Il étala minutieusement ces objets sur le lit, puis se dirigea vers une table de toilette qui n’aurait pas manqué de faire clignoter les beaux yeux de nos coquettes. Car il y avait là de tout ce qu’il faut pour avantager la beauté naturelle. comme de tout ce qui est nécessaire pour façonner une beauté artificielle. Là, il y avait de quoi pour rajeunir un vieillard et de quoi pour faire un vieillard d’un jeune homme. Énumérons au hasard… poudres blanches, rouges, jaunes, brunes… Parfums. Cire rouge et blanche. Pommades. Huiles parfumées et les plus onctueuses qui fussent. Craie rouge, jaune, rose, noire… Eaux de toilette diverses. Savons de toutes sortes. Fards, cosmétiques et le reste. Faut-il ajouter qu’on y trouvait le fer à onduler, le réchaud, et autres petits nécessaires propres aux métamorphoses. Tout à côté de la table de toilette on pouvait voir encore une rangée de formes à trépied, et sur chaque forme était posée une perruque. La variété de ces perruques aurait enthousiasmé un collectionneur.

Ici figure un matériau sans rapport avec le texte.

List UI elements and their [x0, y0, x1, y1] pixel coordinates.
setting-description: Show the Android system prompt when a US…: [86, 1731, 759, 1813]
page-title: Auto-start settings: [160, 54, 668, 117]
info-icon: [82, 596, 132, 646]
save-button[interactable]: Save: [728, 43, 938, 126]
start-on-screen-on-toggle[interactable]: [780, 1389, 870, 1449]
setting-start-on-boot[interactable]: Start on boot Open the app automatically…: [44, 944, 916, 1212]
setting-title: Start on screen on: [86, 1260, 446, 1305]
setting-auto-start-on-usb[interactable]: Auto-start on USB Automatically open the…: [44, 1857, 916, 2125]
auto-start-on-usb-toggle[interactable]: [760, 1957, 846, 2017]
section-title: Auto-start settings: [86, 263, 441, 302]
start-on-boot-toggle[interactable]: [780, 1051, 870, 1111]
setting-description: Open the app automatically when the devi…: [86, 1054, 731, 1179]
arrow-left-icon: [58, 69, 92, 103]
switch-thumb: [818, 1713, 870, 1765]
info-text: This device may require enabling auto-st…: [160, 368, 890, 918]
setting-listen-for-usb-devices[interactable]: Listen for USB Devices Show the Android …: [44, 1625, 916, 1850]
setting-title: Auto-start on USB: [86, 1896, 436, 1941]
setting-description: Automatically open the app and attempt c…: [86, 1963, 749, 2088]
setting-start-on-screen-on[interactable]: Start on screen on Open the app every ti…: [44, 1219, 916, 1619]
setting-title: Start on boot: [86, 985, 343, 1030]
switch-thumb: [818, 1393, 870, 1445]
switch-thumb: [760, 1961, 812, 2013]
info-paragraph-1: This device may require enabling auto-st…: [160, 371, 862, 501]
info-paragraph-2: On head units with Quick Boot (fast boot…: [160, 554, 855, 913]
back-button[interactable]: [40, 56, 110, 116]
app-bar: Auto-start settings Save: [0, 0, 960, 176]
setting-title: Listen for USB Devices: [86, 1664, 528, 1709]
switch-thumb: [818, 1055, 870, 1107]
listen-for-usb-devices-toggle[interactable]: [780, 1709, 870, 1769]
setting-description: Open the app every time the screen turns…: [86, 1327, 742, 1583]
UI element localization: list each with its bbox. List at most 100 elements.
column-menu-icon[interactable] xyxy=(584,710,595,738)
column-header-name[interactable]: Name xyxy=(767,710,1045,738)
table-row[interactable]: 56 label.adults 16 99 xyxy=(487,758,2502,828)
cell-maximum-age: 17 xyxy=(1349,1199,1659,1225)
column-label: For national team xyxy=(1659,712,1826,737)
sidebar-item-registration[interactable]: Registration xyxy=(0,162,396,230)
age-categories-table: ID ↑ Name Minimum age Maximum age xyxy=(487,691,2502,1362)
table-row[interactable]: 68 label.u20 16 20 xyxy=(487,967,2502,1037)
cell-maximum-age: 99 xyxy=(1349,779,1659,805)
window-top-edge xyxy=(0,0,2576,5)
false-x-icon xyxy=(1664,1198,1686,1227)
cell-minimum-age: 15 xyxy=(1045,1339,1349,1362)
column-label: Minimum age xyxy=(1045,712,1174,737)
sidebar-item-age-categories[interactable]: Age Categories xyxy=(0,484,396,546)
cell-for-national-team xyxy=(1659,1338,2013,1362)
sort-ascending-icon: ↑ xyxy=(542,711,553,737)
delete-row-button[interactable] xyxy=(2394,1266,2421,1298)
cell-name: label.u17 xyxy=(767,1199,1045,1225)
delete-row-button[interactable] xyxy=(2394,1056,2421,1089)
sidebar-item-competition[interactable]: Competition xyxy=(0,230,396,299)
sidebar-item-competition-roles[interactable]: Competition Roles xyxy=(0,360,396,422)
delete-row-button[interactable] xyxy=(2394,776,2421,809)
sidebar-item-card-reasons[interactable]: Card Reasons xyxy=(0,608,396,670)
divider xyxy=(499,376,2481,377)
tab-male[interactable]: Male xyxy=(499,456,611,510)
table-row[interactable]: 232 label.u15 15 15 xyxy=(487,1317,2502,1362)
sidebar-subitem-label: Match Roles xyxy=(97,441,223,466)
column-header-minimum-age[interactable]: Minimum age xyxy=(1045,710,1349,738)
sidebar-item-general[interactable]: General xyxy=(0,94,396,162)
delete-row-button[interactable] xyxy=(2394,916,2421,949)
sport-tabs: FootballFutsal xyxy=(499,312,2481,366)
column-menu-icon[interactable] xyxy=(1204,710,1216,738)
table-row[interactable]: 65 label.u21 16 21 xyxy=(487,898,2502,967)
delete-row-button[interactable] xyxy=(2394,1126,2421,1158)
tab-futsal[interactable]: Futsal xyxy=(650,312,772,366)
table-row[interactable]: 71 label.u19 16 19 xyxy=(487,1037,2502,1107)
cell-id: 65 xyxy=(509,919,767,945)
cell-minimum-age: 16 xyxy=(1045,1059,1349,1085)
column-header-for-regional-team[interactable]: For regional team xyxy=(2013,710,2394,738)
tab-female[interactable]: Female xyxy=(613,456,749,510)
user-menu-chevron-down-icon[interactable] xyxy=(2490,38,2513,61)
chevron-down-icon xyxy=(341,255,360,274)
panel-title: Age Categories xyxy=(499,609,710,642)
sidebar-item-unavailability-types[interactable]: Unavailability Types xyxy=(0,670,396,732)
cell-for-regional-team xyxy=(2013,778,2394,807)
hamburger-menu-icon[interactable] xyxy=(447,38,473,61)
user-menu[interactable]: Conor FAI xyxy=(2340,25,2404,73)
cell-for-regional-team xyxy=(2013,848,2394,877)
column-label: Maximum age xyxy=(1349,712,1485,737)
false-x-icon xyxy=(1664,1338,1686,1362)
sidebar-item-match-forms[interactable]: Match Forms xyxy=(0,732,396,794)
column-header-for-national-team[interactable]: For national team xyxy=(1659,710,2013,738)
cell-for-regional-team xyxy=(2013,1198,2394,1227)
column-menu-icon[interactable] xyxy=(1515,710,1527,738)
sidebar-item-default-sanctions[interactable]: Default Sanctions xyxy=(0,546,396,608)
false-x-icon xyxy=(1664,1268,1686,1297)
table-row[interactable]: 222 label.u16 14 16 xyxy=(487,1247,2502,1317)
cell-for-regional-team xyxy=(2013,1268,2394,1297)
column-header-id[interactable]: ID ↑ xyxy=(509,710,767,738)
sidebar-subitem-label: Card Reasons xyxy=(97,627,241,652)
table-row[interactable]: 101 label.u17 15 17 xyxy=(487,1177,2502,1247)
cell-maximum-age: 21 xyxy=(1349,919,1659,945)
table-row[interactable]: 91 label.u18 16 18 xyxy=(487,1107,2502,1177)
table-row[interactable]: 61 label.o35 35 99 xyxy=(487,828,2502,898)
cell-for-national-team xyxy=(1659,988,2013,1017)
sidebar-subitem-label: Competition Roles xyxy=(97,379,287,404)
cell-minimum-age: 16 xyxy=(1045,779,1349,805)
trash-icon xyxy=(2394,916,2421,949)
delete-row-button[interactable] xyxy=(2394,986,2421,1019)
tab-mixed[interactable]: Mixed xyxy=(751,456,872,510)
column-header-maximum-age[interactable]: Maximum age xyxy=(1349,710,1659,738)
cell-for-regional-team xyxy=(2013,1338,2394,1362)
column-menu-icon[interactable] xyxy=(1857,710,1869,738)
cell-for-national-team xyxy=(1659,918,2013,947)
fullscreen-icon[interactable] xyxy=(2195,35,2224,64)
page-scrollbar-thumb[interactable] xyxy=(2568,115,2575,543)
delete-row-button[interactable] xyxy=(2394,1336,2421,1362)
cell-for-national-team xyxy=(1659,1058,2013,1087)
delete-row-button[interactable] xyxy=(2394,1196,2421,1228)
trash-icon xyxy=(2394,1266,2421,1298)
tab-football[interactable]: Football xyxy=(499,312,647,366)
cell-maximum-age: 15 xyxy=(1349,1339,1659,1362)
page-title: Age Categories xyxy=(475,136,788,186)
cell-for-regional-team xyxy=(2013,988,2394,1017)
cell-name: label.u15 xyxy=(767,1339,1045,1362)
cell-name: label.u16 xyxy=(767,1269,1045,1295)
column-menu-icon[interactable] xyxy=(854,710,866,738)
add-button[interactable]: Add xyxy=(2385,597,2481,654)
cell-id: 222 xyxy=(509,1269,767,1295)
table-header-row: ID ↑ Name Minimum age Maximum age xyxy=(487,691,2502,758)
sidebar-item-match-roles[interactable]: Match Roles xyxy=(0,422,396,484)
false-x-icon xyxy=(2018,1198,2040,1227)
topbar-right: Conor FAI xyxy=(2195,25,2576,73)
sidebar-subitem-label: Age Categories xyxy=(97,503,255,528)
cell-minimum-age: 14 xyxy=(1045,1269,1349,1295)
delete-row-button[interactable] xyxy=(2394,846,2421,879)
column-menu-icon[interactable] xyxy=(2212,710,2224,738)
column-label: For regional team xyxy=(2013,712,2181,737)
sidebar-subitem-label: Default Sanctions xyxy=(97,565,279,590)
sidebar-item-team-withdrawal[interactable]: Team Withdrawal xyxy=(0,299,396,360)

Le lieutenant de police retira sa perruque noire et se mit à faire une toilette particulière. Son visage aux traits bruns prit sous les huiles, les pommades et les poudres, une nuance tout autre. Il changea la couleur de ses sourcils, teignit ses joues de vermillon, et réussit à se donner, bref, un visage de jeune homme. L’œil le mieux exercé s’y fût trompé. Était-ce donc un acteur que ce lieutenant de police ? Était-il fils d’un ancien perruquier, coiffeur et maquilleur ? En tout cas, une fois qu’il eut ajusté sur sa tête une perruque blonde, on aurait pu le prendre, tant il avait jeune mine, pour le page d’une reine.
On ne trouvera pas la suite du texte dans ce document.